I think from my three major changes in life, one thing you mentioned is that no change is easy. What is important is to know, as you say too—again and we talked about that—with everything you get, you have to give away something. It is just the question of having that balance and put plus and minuses and see if there’s more plus and minuses is what happens. In your changes, there are a lot of unexpected things that will happen. So, what I thought was the most difficult thing when I moved from Belgium to Iowa was absolutely not at all a problem and things that were much more difficult were things that I never thought that would be something important for me. But when I look at the outcome, I say, “Well, there were much more positive than negative.”
My opinion is that if you are happy going every morning to work, it doesn’t matter what work you have and you have established a goal in your mind, I really recommend people that, especially physicians, specialists who have spent that many years of investment of time and money to study and go to treat patient, if you go to work just for work, if you go to work and you don’t have a real goal and motivation, you have to rethink that. You need to have a goal. Don’t go to work because you need to earn money for your family. This is not IR. This is not what we do. You need to be passionate about what you do. You need to be happy every day to go to work and enjoy what you do and recognize the impact that you have on people’s well-being. Everybody has an impact on people in every job.
If you do it correctly, you can impact people. So, it’s important for every job, but much more important for us as a physicians to know that you’re impacting people’s life. It’s being in good humor, having fun every day, and doing your job the best you can. But when you get to a situation where you start to say, “Man, I have to go to work,” or “It’s Monday. I don’t like Mondays,” or “I’m going to work and I’m not happy because of this and the other,” so start to look at why you are not happy. Is there anything you can do to change it?
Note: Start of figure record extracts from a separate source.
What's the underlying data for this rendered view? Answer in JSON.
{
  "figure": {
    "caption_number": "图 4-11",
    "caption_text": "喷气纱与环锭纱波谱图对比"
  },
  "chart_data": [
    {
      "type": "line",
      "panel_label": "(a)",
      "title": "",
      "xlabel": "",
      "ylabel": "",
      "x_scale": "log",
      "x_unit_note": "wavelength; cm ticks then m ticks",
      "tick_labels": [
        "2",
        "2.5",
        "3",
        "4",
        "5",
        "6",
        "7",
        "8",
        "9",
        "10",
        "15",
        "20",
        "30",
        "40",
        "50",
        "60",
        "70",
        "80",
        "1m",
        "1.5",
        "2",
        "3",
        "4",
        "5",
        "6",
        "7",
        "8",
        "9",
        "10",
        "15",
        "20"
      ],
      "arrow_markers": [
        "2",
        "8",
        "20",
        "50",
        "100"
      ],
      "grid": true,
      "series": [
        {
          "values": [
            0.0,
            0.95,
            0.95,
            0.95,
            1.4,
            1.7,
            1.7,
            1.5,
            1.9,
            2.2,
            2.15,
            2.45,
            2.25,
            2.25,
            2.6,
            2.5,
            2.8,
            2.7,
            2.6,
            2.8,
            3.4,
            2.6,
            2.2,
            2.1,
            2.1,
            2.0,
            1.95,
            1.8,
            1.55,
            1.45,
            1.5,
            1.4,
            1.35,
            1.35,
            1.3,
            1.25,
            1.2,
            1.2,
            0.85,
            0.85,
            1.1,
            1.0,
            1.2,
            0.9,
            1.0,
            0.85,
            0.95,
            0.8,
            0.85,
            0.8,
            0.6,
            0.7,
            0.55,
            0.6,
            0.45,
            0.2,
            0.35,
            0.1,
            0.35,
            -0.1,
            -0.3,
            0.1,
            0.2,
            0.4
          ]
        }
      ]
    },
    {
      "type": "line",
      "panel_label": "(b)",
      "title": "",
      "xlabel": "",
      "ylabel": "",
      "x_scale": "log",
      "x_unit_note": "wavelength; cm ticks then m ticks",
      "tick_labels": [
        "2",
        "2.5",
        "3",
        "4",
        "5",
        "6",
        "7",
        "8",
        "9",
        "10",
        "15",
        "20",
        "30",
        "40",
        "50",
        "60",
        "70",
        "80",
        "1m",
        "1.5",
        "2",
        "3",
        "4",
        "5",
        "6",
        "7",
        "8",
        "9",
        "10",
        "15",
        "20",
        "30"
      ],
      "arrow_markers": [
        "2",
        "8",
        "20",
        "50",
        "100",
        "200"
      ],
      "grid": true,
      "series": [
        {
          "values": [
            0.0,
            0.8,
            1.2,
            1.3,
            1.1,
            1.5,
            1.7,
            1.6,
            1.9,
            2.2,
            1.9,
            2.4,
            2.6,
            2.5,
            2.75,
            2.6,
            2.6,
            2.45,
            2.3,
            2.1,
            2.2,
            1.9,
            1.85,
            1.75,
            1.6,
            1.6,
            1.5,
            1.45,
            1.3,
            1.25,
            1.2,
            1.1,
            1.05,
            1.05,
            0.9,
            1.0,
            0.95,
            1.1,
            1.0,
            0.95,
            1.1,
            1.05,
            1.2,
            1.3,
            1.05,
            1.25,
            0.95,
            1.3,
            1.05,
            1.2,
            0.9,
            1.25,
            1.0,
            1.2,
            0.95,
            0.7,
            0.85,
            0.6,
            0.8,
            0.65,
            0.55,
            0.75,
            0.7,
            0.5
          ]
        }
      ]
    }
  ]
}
If you can’t change it, what is the best option for you? But I really think that the people who are the most successful that I’ve seen in life are those who don’t like stagnation, and it takes a lot of courage to do those changes. But if it is studied, evaluated, and it’s reasonable, the outcome is always better than the stagnation. So, I really think that people have to think of that, have a goal, and be happy.
That’s very well said. I think that applies to everybody from trainees all the way to individuals getting ready to retire. So, I’m glad you brought that up. That’s again very well said and very, very good advice. As cliche as it sounds, it is pursuit of happiness and satisfaction.
I love that, pursuit of happiness. It is a cliche because it’s true and it is possible. I just feel that it takes some guts, but the outcome is always better.
Yeah, absolutely. Well, thank you, Jafar. I appreciate the time today. It was a wonderful conversation, and I know that our listeners will enjoy. So, thank you.
Thank you.
Good luck to you. Good luck to both of us, right?
Of course. I will come and visit you hopefully when your MR is running.
Looking forward to it.
Thank you so much.
Anytime. Anytime. All right. With that, well, I guess we’ll close the episode.